Я стояла с бокалом французского вина – печальная, но не раздавленная. Скорее, упертая. Обидно, конечно, возвращаться без компьютеров, но зато я не увижу больше противную, очень противную дуру.

Ко мне приблизился квадратный француз с круглыми рыжими глазами. Как у петуха.

– Жан-Люк. Я представляю издательство «Фламарион».

Он говорил по-русски с французским акцентом. Было очевидно, что это француз с прекрасным знанием языка.

– Я ваш поклонник, – сказал Жан-Люк.

– Спасибо…

– Вы одна из самых ярких писателей своего поколения.

– Да ладно… – смутилась я.

– Нет, нет, поверьте. Вы сумели услышать месседж своего времени и передать его дальше. Я даже не знаю, как вам это удалось.

Я почти физически почувствовала, как вылезаю из-под пятки Бобович и расту, расту вверх. Жан-Люк вернул мне мой «идеал Я», мое попранное достоинство, и, более того, он меня возвысил. И я парю. И уже посматриваю на других сверху вниз, из-под облаков.

– Я предлагаю вам гонорар сорок тысяч франков, – произнес Жан-Люк.

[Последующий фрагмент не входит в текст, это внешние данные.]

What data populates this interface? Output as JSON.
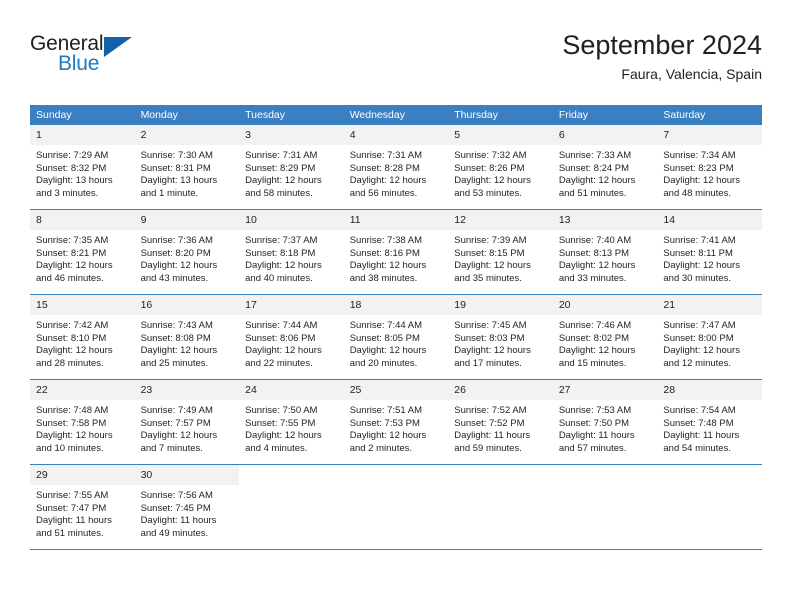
{
  "brand": {
    "name_part1": "General",
    "name_part2": "Blue"
  },
  "header": {
    "title": "September 2024",
    "subtitle": "Faura, Valencia, Spain"
  },
  "colors": {
    "header_blue": "#3a7fc1",
    "logo_blue": "#1f7ac0",
    "logo_triangle": "#1361a8",
    "daynum_band": "#f2f2f2",
    "text": "#231f20"
  },
  "weekdays": [
    "Sunday",
    "Monday",
    "Tuesday",
    "Wednesday",
    "Thursday",
    "Friday",
    "Saturday"
  ],
  "weeks": [
    [
      {
        "day": "1",
        "sunrise": "Sunrise: 7:29 AM",
        "sunset": "Sunset: 8:32 PM",
        "daylight1": "Daylight: 13 hours",
        "daylight2": "and 3 minutes."
      },
      {
        "day": "2",
        "sunrise": "Sunrise: 7:30 AM",
        "sunset": "Sunset: 8:31 PM",
        "daylight1": "Daylight: 13 hours",
        "daylight2": "and 1 minute."
      },
      {
        "day": "3",
        "sunrise": "Sunrise: 7:31 AM",
        "sunset": "Sunset: 8:29 PM",
        "daylight1": "Daylight: 12 hours",
        "daylight2": "and 58 minutes."
      },
      {
        "day": "4",
        "sunrise": "Sunrise: 7:31 AM",
        "sunset": "Sunset: 8:28 PM",
        "daylight1": "Daylight: 12 hours",
        "daylight2": "and 56 minutes."
      },
      {
        "day": "5",
        "sunrise": "Sunrise: 7:32 AM",
        "sunset": "Sunset: 8:26 PM",
        "daylight1": "Daylight: 12 hours",
        "daylight2": "and 53 minutes."
      },
      {
        "day": "6",
        "sunrise": "Sunrise: 7:33 AM",
        "sunset": "Sunset: 8:24 PM",
        "daylight1": "Daylight: 12 hours",
        "daylight2": "and 51 minutes."
      },
      {
        "day": "7",
        "sunrise": "Sunrise: 7:34 AM",
        "sunset": "Sunset: 8:23 PM",
        "daylight1": "Daylight: 12 hours",
        "daylight2": "and 48 minutes."
      }
    ],
    [
      {
        "day": "8",
        "sunrise": "Sunrise: 7:35 AM",
        "sunset": "Sunset: 8:21 PM",
        "daylight1": "Daylight: 12 hours",
        "daylight2": "and 46 minutes."
      },
      {
        "day": "9",
        "sunrise": "Sunrise: 7:36 AM",
        "sunset": "Sunset: 8:20 PM",
        "daylight1": "Daylight: 12 hours",
        "daylight2": "and 43 minutes."
      },
      {
        "day": "10",
        "sunrise": "Sunrise: 7:37 AM",
        "sunset": "Sunset: 8:18 PM",
        "daylight1": "Daylight: 12 hours",
        "daylight2": "and 40 minutes."
      },
      {
        "day": "11",
        "sunrise": "Sunrise: 7:38 AM",
        "sunset": "Sunset: 8:16 PM",
        "daylight1": "Daylight: 12 hours",
        "daylight2": "and 38 minutes."
      },
      {
        "day": "12",
        "sunrise": "Sunrise: 7:39 AM",
        "sunset": "Sunset: 8:15 PM",
        "daylight1": "Daylight: 12 hours",
        "daylight2": "and 35 minutes."
      },
      {
        "day": "13",
        "sunrise": "Sunrise: 7:40 AM",
        "sunset": "Sunset: 8:13 PM",
        "daylight1": "Daylight: 12 hours",
        "daylight2": "and 33 minutes."
      },
      {
        "day": "14",
        "sunrise": "Sunrise: 7:41 AM",
        "sunset": "Sunset: 8:11 PM",
        "daylight1": "Daylight: 12 hours",
        "daylight2": "and 30 minutes."
      }
    ],
    [
      {
        "day": "15",
        "sunrise": "Sunrise: 7:42 AM",
        "sunset": "Sunset: 8:10 PM",
        "daylight1": "Daylight: 12 hours",
        "daylight2": "and 28 minutes."
      },
      {
        "day": "16",
        "sunrise": "Sunrise: 7:43 AM",
        "sunset": "Sunset: 8:08 PM",
        "daylight1": "Daylight: 12 hours",
        "daylight2": "and 25 minutes."
      },
      {
        "day": "17",
        "sunrise": "Sunrise: 7:44 AM",
        "sunset": "Sunset: 8:06 PM",
        "daylight1": "Daylight: 12 hours",
        "daylight2": "and 22 minutes."
      },
      {
        "day": "18",
        "sunrise": "Sunrise: 7:44 AM",
        "sunset": "Sunset: 8:05 PM",
        "daylight1": "Daylight: 12 hours",
        "daylight2": "and 20 minutes."
      },
      {
        "day": "19",
        "sunrise": "Sunrise: 7:45 AM",
        "sunset": "Sunset: 8:03 PM",
        "daylight1": "Daylight: 12 hours",
        "daylight2": "and 17 minutes."
      },
      {
        "day": "20",
        "sunrise": "Sunrise: 7:46 AM",
        "sunset": "Sunset: 8:02 PM",
        "daylight1": "Daylight: 12 hours",
        "daylight2": "and 15 minutes."
      },
      {
        "day": "21",
        "sunrise": "Sunrise: 7:47 AM",
        "sunset": "Sunset: 8:00 PM",
        "daylight1": "Daylight: 12 hours",
        "daylight2": "and 12 minutes."
      }
    ],
    [
      {
        "day": "22",
        "sunrise": "Sunrise: 7:48 AM",
        "sunset": "Sunset: 7:58 PM",
        "daylight1": "Daylight: 12 hours",
        "daylight2": "and 10 minutes."
      },
      {
        "day": "23",
        "sunrise": "Sunrise: 7:49 AM",
        "sunset": "Sunset: 7:57 PM",
        "daylight1": "Daylight: 12 hours",
        "daylight2": "and 7 minutes."
      },
      {
        "day": "24",
        "sunrise": "Sunrise: 7:50 AM",
        "sunset": "Sunset: 7:55 PM",
        "daylight1": "Daylight: 12 hours",
        "daylight2": "and 4 minutes."
      },
      {
        "day": "25",
        "sunrise": "Sunrise: 7:51 AM",
        "sunset": "Sunset: 7:53 PM",
        "daylight1": "Daylight: 12 hours",
        "daylight2": "and 2 minutes."
      },
      {
        "day": "26",
        "sunrise": "Sunrise: 7:52 AM",
        "sunset": "Sunset: 7:52 PM",
        "daylight1": "Daylight: 11 hours",
        "daylight2": "and 59 minutes."
      },
      {
        "day": "27",
        "sunrise": "Sunrise: 7:53 AM",
        "sunset": "Sunset: 7:50 PM",
        "daylight1": "Daylight: 11 hours",
        "daylight2": "and 57 minutes."
      },
      {
        "day": "28",
        "sunrise": "Sunrise: 7:54 AM",
        "sunset": "Sunset: 7:48 PM",
        "daylight1": "Daylight: 11 hours",
        "daylight2": "and 54 minutes."
      }
    ],
    [
      {
        "day": "29",
        "sunrise": "Sunrise: 7:55 AM",
        "sunset": "Sunset: 7:47 PM",
        "daylight1": "Daylight: 11 hours",
        "daylight2": "and 51 minutes."
      },
      {
        "day": "30",
        "sunrise": "Sunrise: 7:56 AM",
        "sunset": "Sunset: 7:45 PM",
        "daylight1": "Daylight: 11 hours",
        "daylight2": "and 49 minutes."
      },
      {
        "day": "",
        "sunrise": "",
        "sunset": "",
        "daylight1": "",
        "daylight2": ""
      },
      {
        "day": "",
        "sunrise": "",
        "sunset": "",
        "daylight1": "",
        "daylight2": ""
      },
      {
        "day": "",
        "sunrise": "",
        "sunset": "",
        "daylight1": "",
        "daylight2": ""
      },
      {
        "day": "",
        "sunrise": "",
        "sunset": "",
        "daylight1": "",
        "daylight2": ""
      },
      {
        "day": "",
        "sunrise": "",
        "sunset": "",
        "daylight1": "",
        "daylight2": ""
      }
    ]
  ]
}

Мои мозги закипели от счастья.

– А где вы раньше были? – удивилась я.

– Я выжидал. Я всегда так делаю. Выжидаю до последнего дня, а потом удваиваю гонорар.

– Но я завтра улетаю…

– Ваш самолет в четырнадцать часов. Я буду у вас в отеле в девять утра. Мы вместе позавтракаем и подпишем документы.

Сказка… Сон…

 

Кровать в моем номере занимала четыре метра, а сам номер – пять метров.

Мы сели на кровать. Больше некуда.

Жан-Люк вытащил из папки документы, которые надо было подписать.

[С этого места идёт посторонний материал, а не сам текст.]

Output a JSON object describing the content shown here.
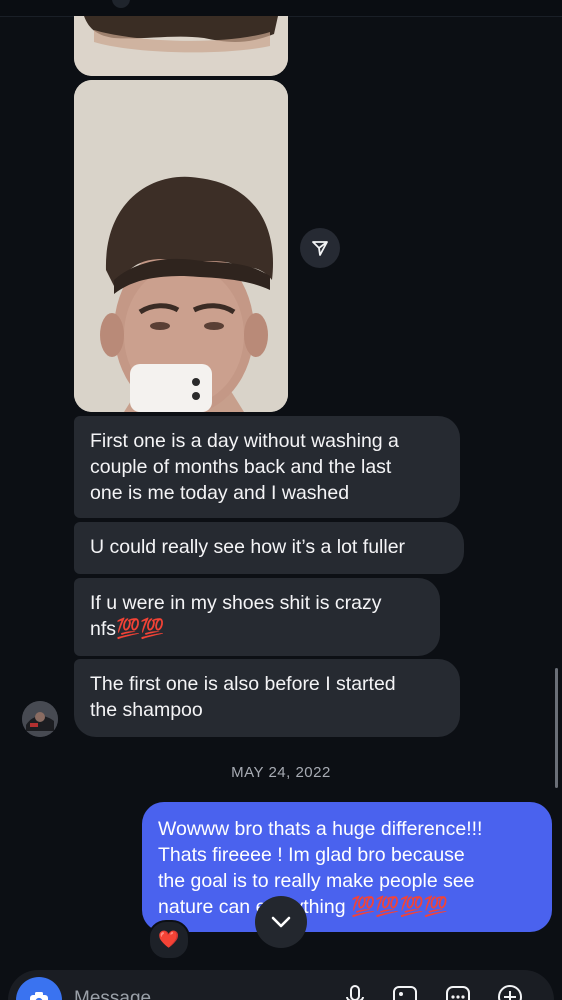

Я подложила под листки жесткую папку Жан-Люка. Подписала договор в двух экземплярах: один ему, другой мне.

История со счастливым концом.

Но ведь я могла согласиться на предложение Бобович и тогда не досталась бы Жан-Люку.

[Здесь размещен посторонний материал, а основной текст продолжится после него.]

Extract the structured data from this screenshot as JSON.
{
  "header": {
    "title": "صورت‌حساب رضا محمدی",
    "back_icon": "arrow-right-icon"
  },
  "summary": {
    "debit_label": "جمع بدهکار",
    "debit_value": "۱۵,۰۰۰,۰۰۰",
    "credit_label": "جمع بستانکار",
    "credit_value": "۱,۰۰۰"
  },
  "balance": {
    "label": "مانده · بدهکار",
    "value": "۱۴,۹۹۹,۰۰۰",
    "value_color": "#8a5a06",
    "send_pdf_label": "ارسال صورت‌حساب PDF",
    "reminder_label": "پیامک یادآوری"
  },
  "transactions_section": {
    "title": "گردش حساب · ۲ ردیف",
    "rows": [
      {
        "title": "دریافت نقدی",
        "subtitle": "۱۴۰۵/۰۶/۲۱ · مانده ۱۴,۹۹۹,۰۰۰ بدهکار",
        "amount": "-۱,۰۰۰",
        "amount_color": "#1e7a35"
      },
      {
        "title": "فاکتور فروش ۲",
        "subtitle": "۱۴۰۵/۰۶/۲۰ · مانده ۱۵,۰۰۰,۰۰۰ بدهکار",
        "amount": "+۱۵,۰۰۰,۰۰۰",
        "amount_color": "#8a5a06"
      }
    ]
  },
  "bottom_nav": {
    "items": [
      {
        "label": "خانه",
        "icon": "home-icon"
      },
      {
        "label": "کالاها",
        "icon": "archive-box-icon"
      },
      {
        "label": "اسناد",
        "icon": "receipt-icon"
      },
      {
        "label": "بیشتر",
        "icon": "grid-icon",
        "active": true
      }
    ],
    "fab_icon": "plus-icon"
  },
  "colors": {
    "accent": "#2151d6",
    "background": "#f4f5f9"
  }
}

– Вы могли меня упустить, – сказала я.

– Да. Я рисковал. Но кто не рискует, тот не выигрывает. Я недавно перехватил у Бобович знаете кого?

– Откуда же я знаю? – Я вопросительно смотрела на Жан-Люка.

– Михаила Горбачева! – объявил он.

– Боже…

– Они с Бобович договорились на вторник на десять часов утра, а я приехал в восемь утра и удвоил цену, так что, когда Бобович притащилась в отель на своем драндулете, было поздно. Ее тогда чуть не выгнали с работы. Хозяин сказал: «Сосредоточьтесь на другом издательстве».

– Но не выгнали?

– Да. Хозяин дал ей шанс, но предупредил, что, если еще раз случится нечто похожее, она потеряет место. А потерять работу во Франции – не то что в России. У вас в России в советские времена не было такого классового расслоения.